Não sei se estou totalmente de acordo contigo: monólogos sempre houve no teatro, e não é por isso que não se vê claramente no trabalho final o trabalho de todos os outros técnicos. E o texto foi sempre apenas um elemento de espectáculo de teatro, uma vezes mais importante que outras. Neste caso, nem sequer eram textos dramáticos,e acho que a adaptação dos textos literários estava excelente!
Mas ainda bem que dá que pensar:))

Sérgio Ribeiro disse...

Dificilmente poderias estar de acordo comigo porque eu não estava bem a expressar um juizo, estava a pensar e a teclar.

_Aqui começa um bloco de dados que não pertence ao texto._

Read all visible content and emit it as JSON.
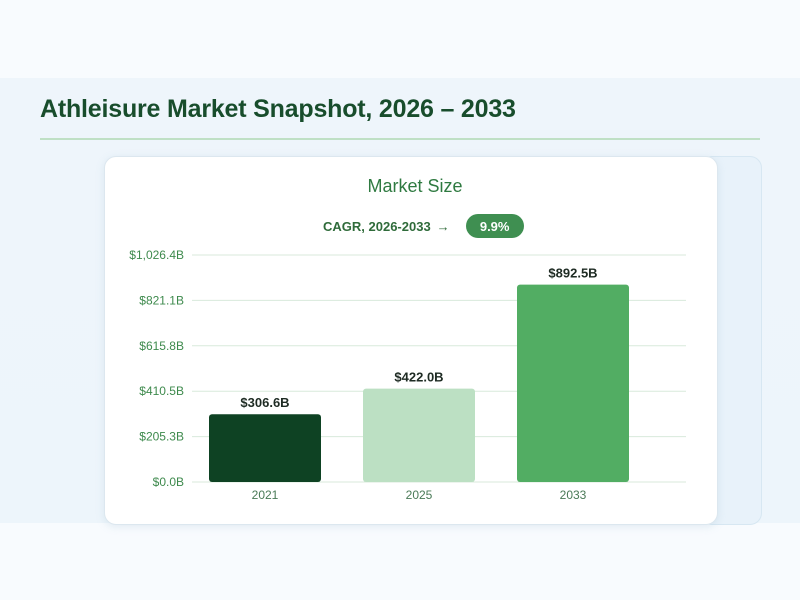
{
  "page": {
    "title": "Athleisure Market Snapshot, 2026 – 2033"
  },
  "chart": {
    "title": "Market Size",
    "cagr_label": "CAGR, 2026-2033",
    "cagr_arrow": "→",
    "cagr_value": "9.9%"
  },
  "chart_data": {
    "type": "bar",
    "title": "Market Size",
    "xlabel": "",
    "ylabel": "",
    "categories": [
      "2021",
      "2025",
      "2033"
    ],
    "values": [
      306.6,
      422.0,
      892.5
    ],
    "value_labels": [
      "$306.6B",
      "$422.0B",
      "$892.5B"
    ],
    "bar_colors": [
      "#0e4223",
      "#bce0c3",
      "#52ad63"
    ],
    "y_ticks": [
      0,
      205.3,
      410.5,
      615.8,
      821.1,
      1026.4
    ],
    "y_tick_labels": [
      "$0.0B",
      "$205.3B",
      "$410.5B",
      "$615.8B",
      "$821.1B",
      "$1,026.4B"
    ],
    "ylim": [
      0,
      1026.4
    ],
    "grid": true,
    "legend": "none"
  },
  "colors": {
    "title": "#184d2c",
    "accent": "#3f8f51",
    "grid": "#d8eadb"
  }
}
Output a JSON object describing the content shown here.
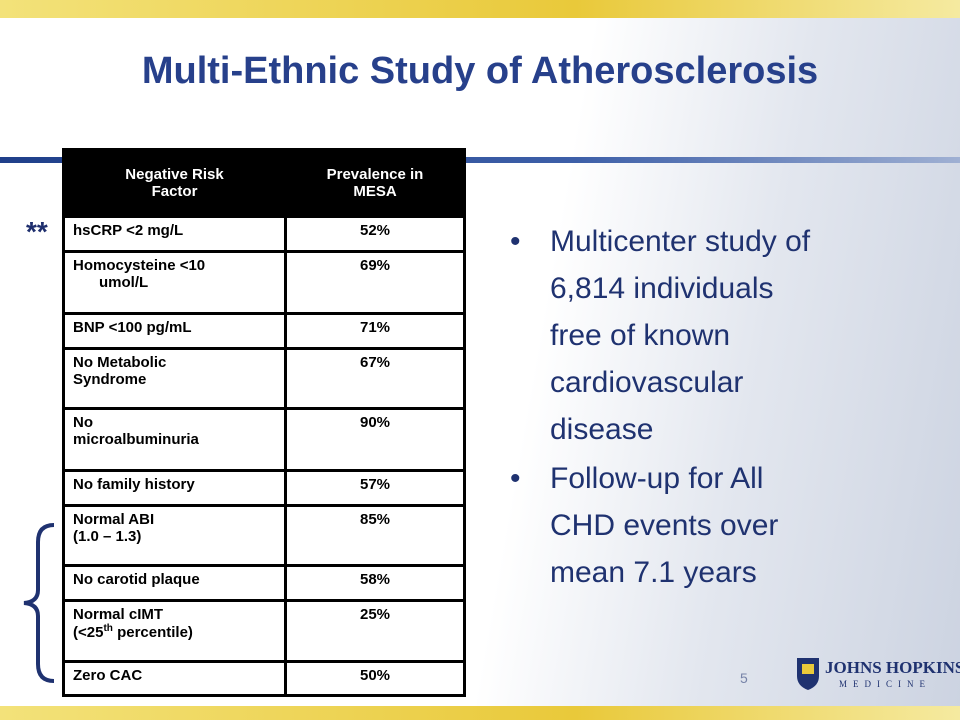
{
  "header": {
    "title": "Multi-Ethnic Study of Atherosclerosis"
  },
  "table": {
    "columns": [
      [
        "Negative Risk",
        "Factor"
      ],
      [
        "Prevalence in",
        "MESA"
      ]
    ],
    "rows": [
      {
        "factor": [
          "hsCRP <2 mg/L"
        ],
        "prevalence": "52%"
      },
      {
        "factor": [
          "Homocysteine <10",
          "umol/L"
        ],
        "prevalence": "69%"
      },
      {
        "factor": [
          "BNP <100 pg/mL"
        ],
        "prevalence": "71%"
      },
      {
        "factor": [
          "No Metabolic",
          "Syndrome"
        ],
        "prevalence": "67%"
      },
      {
        "factor": [
          "No",
          "microalbuminuria"
        ],
        "prevalence": "90%"
      },
      {
        "factor": [
          "No family history"
        ],
        "prevalence": "57%"
      },
      {
        "factor": [
          "Normal ABI",
          "(1.0 – 1.3)"
        ],
        "prevalence": "85%"
      },
      {
        "factor": [
          "No carotid plaque"
        ],
        "prevalence": "58%"
      },
      {
        "factor": [
          "Normal cIMT"
        ],
        "factor_extra": [
          "(<25",
          "th",
          " percentile)"
        ],
        "prevalence": "25%"
      },
      {
        "factor": [
          "Zero CAC"
        ],
        "prevalence": "50%"
      }
    ]
  },
  "marker": "**",
  "bullets": [
    [
      "Multicenter study of",
      "6,814 individuals",
      "free of known",
      "cardiovascular",
      "disease"
    ],
    [
      "Follow-up for All",
      "CHD events over",
      "mean 7.1 years"
    ]
  ],
  "page_number": "5",
  "logo": {
    "name": "JOHNS HOPKINS",
    "sub": "MEDICINE"
  }
}
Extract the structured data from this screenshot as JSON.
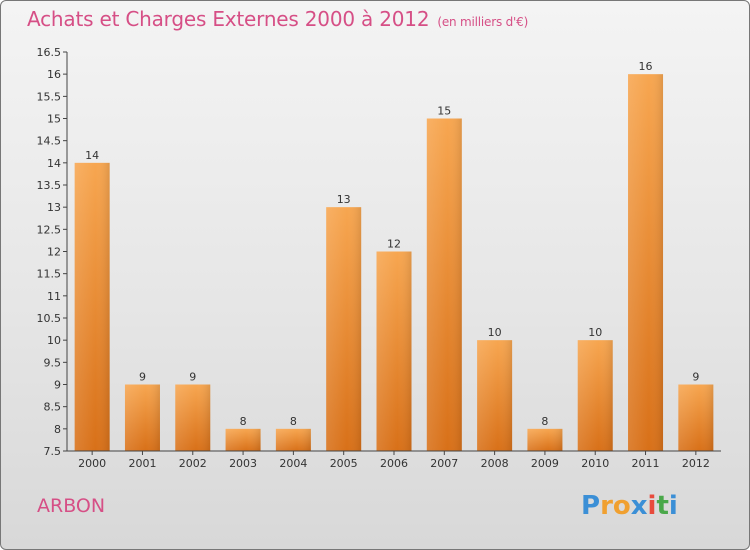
{
  "header": {
    "title": "Achats et Charges Externes 2000 à 2012",
    "subtitle": "(en milliers d'€)"
  },
  "commune_name": "ARBON",
  "logo": {
    "letters": [
      "P",
      "r",
      "o",
      "x",
      "i",
      "t",
      "i"
    ],
    "colors": [
      "#3b8fd6",
      "#f0a030",
      "#f0a030",
      "#3b8fd6",
      "#e84b3c",
      "#4aa84a",
      "#3b8fd6"
    ]
  },
  "chart_data": {
    "type": "bar",
    "title": "Achats et Charges Externes 2000 à 2012",
    "subtitle": "(en milliers d'€)",
    "categories": [
      "2000",
      "2001",
      "2002",
      "2003",
      "2004",
      "2005",
      "2006",
      "2007",
      "2008",
      "2009",
      "2010",
      "2011",
      "2012"
    ],
    "values": [
      14,
      9,
      9,
      8,
      8,
      13,
      12,
      15,
      10,
      8,
      10,
      16,
      9
    ],
    "value_labels": [
      "14",
      "9",
      "9",
      "8",
      "8",
      "13",
      "12",
      "15",
      "10",
      "8",
      "10",
      "16",
      "9"
    ],
    "ylim": [
      7.5,
      16.5
    ],
    "yticks": [
      7.5,
      8,
      8.5,
      9,
      9.5,
      10,
      10.5,
      11,
      11.5,
      12,
      12.5,
      13,
      13.5,
      14,
      14.5,
      15,
      15.5,
      16,
      16.5
    ],
    "ytick_labels": [
      "7.5",
      "8",
      "8.5",
      "9",
      "9.5",
      "10",
      "10.5",
      "11",
      "11.5",
      "12",
      "12.5",
      "13",
      "13.5",
      "14",
      "14.5",
      "15",
      "15.5",
      "16",
      "16.5"
    ],
    "grid": false,
    "bar_color_top": "#f7a650",
    "bar_color_bottom": "#d87018"
  }
}
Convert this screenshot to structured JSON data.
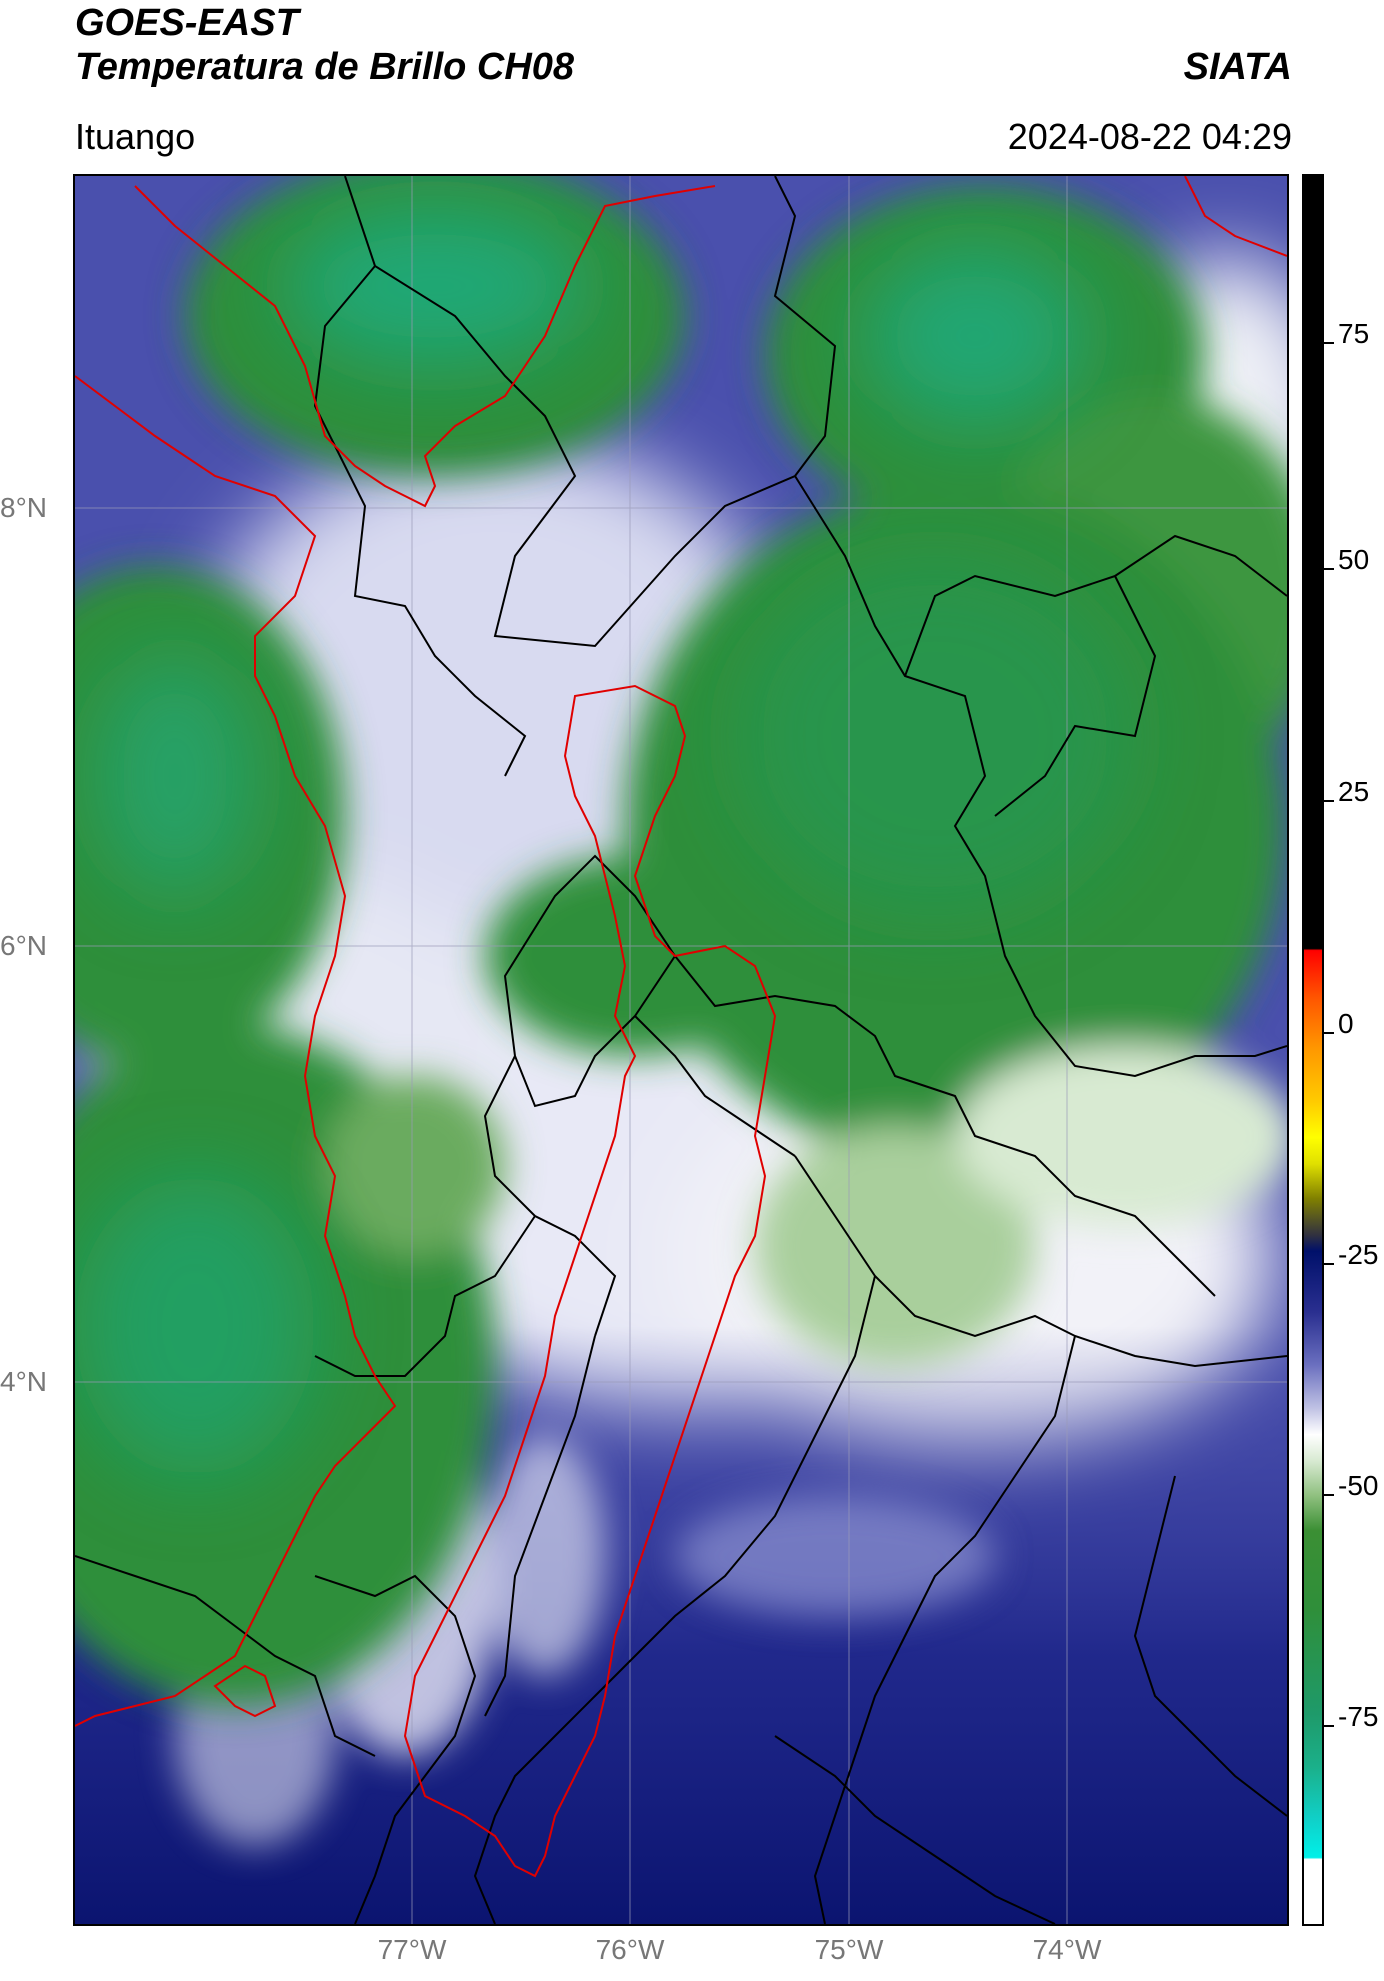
{
  "header": {
    "satellite": "GOES-EAST",
    "product": "Temperatura de Brillo CH08",
    "brand": "SIATA",
    "region": "Ituango",
    "timestamp": "2024-08-22 04:29"
  },
  "map": {
    "lat_labels": [
      "8°N",
      "6°N",
      "4°N"
    ],
    "lon_labels": [
      "77°W",
      "76°W",
      "75°W",
      "74°W"
    ],
    "background_cmap_colors": {
      "cold_green": "#2e8b2e",
      "deep_green": "#1bb08a",
      "blue": "#1c2a8a",
      "lavender": "#8a8fd0",
      "white": "#ffffff",
      "boundary_black": "#000000",
      "boundary_red": "#e00000"
    }
  },
  "colorbar": {
    "labels": [
      "75",
      "50",
      "25",
      "0",
      "-25",
      "-50",
      "-75"
    ]
  }
}
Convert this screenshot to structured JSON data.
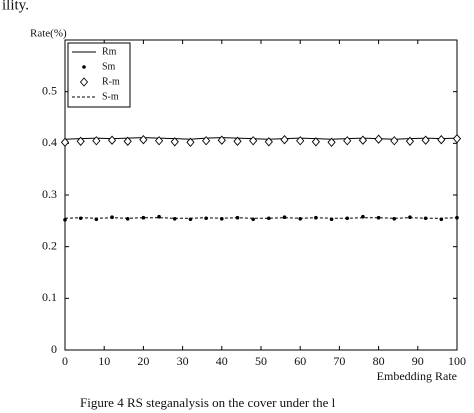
{
  "header_text": "ility.",
  "caption": "Figure 4   RS steganalysis on the cover under the l",
  "chart_data": {
    "type": "line",
    "xlabel": "Embedding Rate",
    "ylabel": "Rate(%)",
    "x": [
      0,
      4,
      8,
      12,
      16,
      20,
      24,
      28,
      32,
      36,
      40,
      44,
      48,
      52,
      56,
      60,
      64,
      68,
      72,
      76,
      80,
      84,
      88,
      92,
      96,
      100
    ],
    "xlim": [
      0,
      100
    ],
    "xticks": [
      0,
      10,
      20,
      30,
      40,
      50,
      60,
      70,
      80,
      90,
      100
    ],
    "ylim": [
      0,
      0.6
    ],
    "yticks": [
      0,
      0.1,
      0.2,
      0.3,
      0.4,
      0.5
    ],
    "grid": false,
    "legend": "upper left",
    "series": [
      {
        "name": "Rm",
        "color": "#000000",
        "line": "solid",
        "marker": "none",
        "values": [
          0.408,
          0.409,
          0.41,
          0.409,
          0.41,
          0.411,
          0.41,
          0.409,
          0.408,
          0.41,
          0.411,
          0.41,
          0.409,
          0.408,
          0.409,
          0.41,
          0.409,
          0.408,
          0.409,
          0.41,
          0.409,
          0.408,
          0.409,
          0.41,
          0.409,
          0.41
        ]
      },
      {
        "name": "Sm",
        "color": "#000000",
        "line": "none",
        "marker": "dot",
        "values": [
          0.252,
          0.255,
          0.253,
          0.257,
          0.254,
          0.256,
          0.258,
          0.254,
          0.253,
          0.255,
          0.254,
          0.256,
          0.253,
          0.255,
          0.257,
          0.254,
          0.256,
          0.253,
          0.255,
          0.258,
          0.256,
          0.254,
          0.257,
          0.255,
          0.253,
          0.256
        ]
      },
      {
        "name": "R-m",
        "color": "#000000",
        "line": "none",
        "marker": "diamond",
        "values": [
          0.402,
          0.404,
          0.405,
          0.406,
          0.404,
          0.407,
          0.405,
          0.403,
          0.402,
          0.405,
          0.406,
          0.404,
          0.405,
          0.403,
          0.407,
          0.405,
          0.403,
          0.402,
          0.405,
          0.406,
          0.408,
          0.405,
          0.404,
          0.406,
          0.407,
          0.409
        ]
      },
      {
        "name": "S-m",
        "color": "#000000",
        "line": "dashed",
        "marker": "none",
        "values": [
          0.255,
          0.256,
          0.255,
          0.256,
          0.255,
          0.256,
          0.256,
          0.255,
          0.255,
          0.256,
          0.255,
          0.256,
          0.255,
          0.255,
          0.256,
          0.255,
          0.256,
          0.255,
          0.255,
          0.256,
          0.256,
          0.255,
          0.256,
          0.255,
          0.255,
          0.256
        ]
      }
    ]
  }
}
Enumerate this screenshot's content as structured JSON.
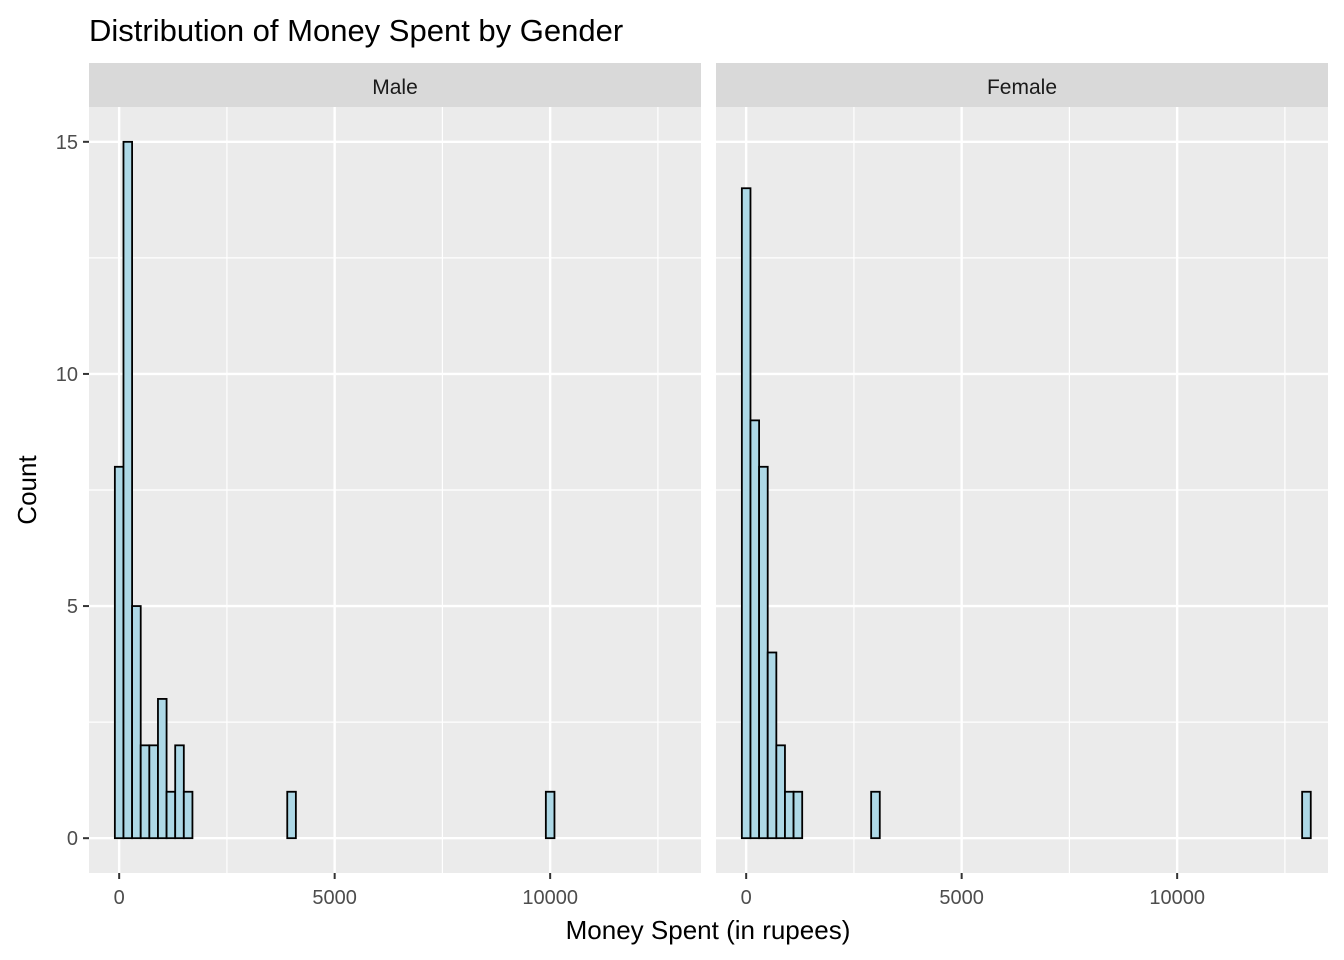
{
  "chart_data": {
    "type": "bar",
    "subtype": "faceted-histogram",
    "title": "Distribution of Money Spent by Gender",
    "xlabel": "Money Spent (in rupees)",
    "ylabel": "Count",
    "xlim": [
      -700,
      13500
    ],
    "ylim": [
      -0.75,
      15.75
    ],
    "x_ticks": [
      0,
      5000,
      10000
    ],
    "y_ticks": [
      0,
      5,
      10,
      15
    ],
    "grid": true,
    "fill_color": "#ADD8E6",
    "outline_color": "#000000",
    "panel_background": "#EBEBEB",
    "strip_background": "#D9D9D9",
    "panels": [
      {
        "label": "Male",
        "bin_width": 200,
        "bin_start": -100,
        "counts": [
          8,
          15,
          5,
          2,
          2,
          3,
          1,
          2,
          1,
          0,
          0,
          0,
          0,
          0,
          0,
          0,
          0,
          0,
          0,
          0,
          1,
          0,
          0,
          0,
          0,
          0,
          0,
          0,
          0,
          0,
          0,
          0,
          0,
          0,
          0,
          0,
          0,
          0,
          0,
          0,
          0,
          0,
          0,
          0,
          0,
          0,
          0,
          0,
          0,
          0,
          1,
          0,
          0,
          0,
          0,
          0,
          0,
          0,
          0,
          0,
          0,
          0,
          0,
          0,
          0,
          0
        ]
      },
      {
        "label": "Female",
        "bin_width": 200,
        "bin_start": -100,
        "counts": [
          14,
          9,
          8,
          4,
          2,
          1,
          1,
          0,
          0,
          0,
          0,
          0,
          0,
          0,
          0,
          1,
          0,
          0,
          0,
          0,
          0,
          0,
          0,
          0,
          0,
          0,
          0,
          0,
          0,
          0,
          0,
          0,
          0,
          0,
          0,
          0,
          0,
          0,
          0,
          0,
          0,
          0,
          0,
          0,
          0,
          0,
          0,
          0,
          0,
          0,
          0,
          0,
          0,
          0,
          0,
          0,
          0,
          0,
          0,
          0,
          0,
          0,
          0,
          0,
          0,
          1
        ]
      }
    ]
  }
}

Claro que monólogos sempre houve no teatro. Sobre textos. E até sem textos. Nos "mimos".
Terá sido a ocorrência de duas representações com estas características que formaram uma amostra que nem será significativa.
De qualquer modo, insisto em que os textos foram menos-prezados nos dois actos teatrais. No primeiro, perde-se grande parte dele (e houve quem protestasse, injustamente para a Maria João Luís porque a "culpa" seria do encenador), apesar da percepção da bondade da tradução, no segundo, nhô Balta, Aurélio, Manuel Lopes e etc. são mesmo... pretexto. Apesar da Carla dizer palavras que eles escreveram mas, insisto, no que me pareceu uma amálgama em que se perdeu a identidade dos textos na riqueza da expressão corporal... e do som do Fernando Mota. E, também insisto, gostei!
Mas que querem?, sou... anormal, só paguei 8 €!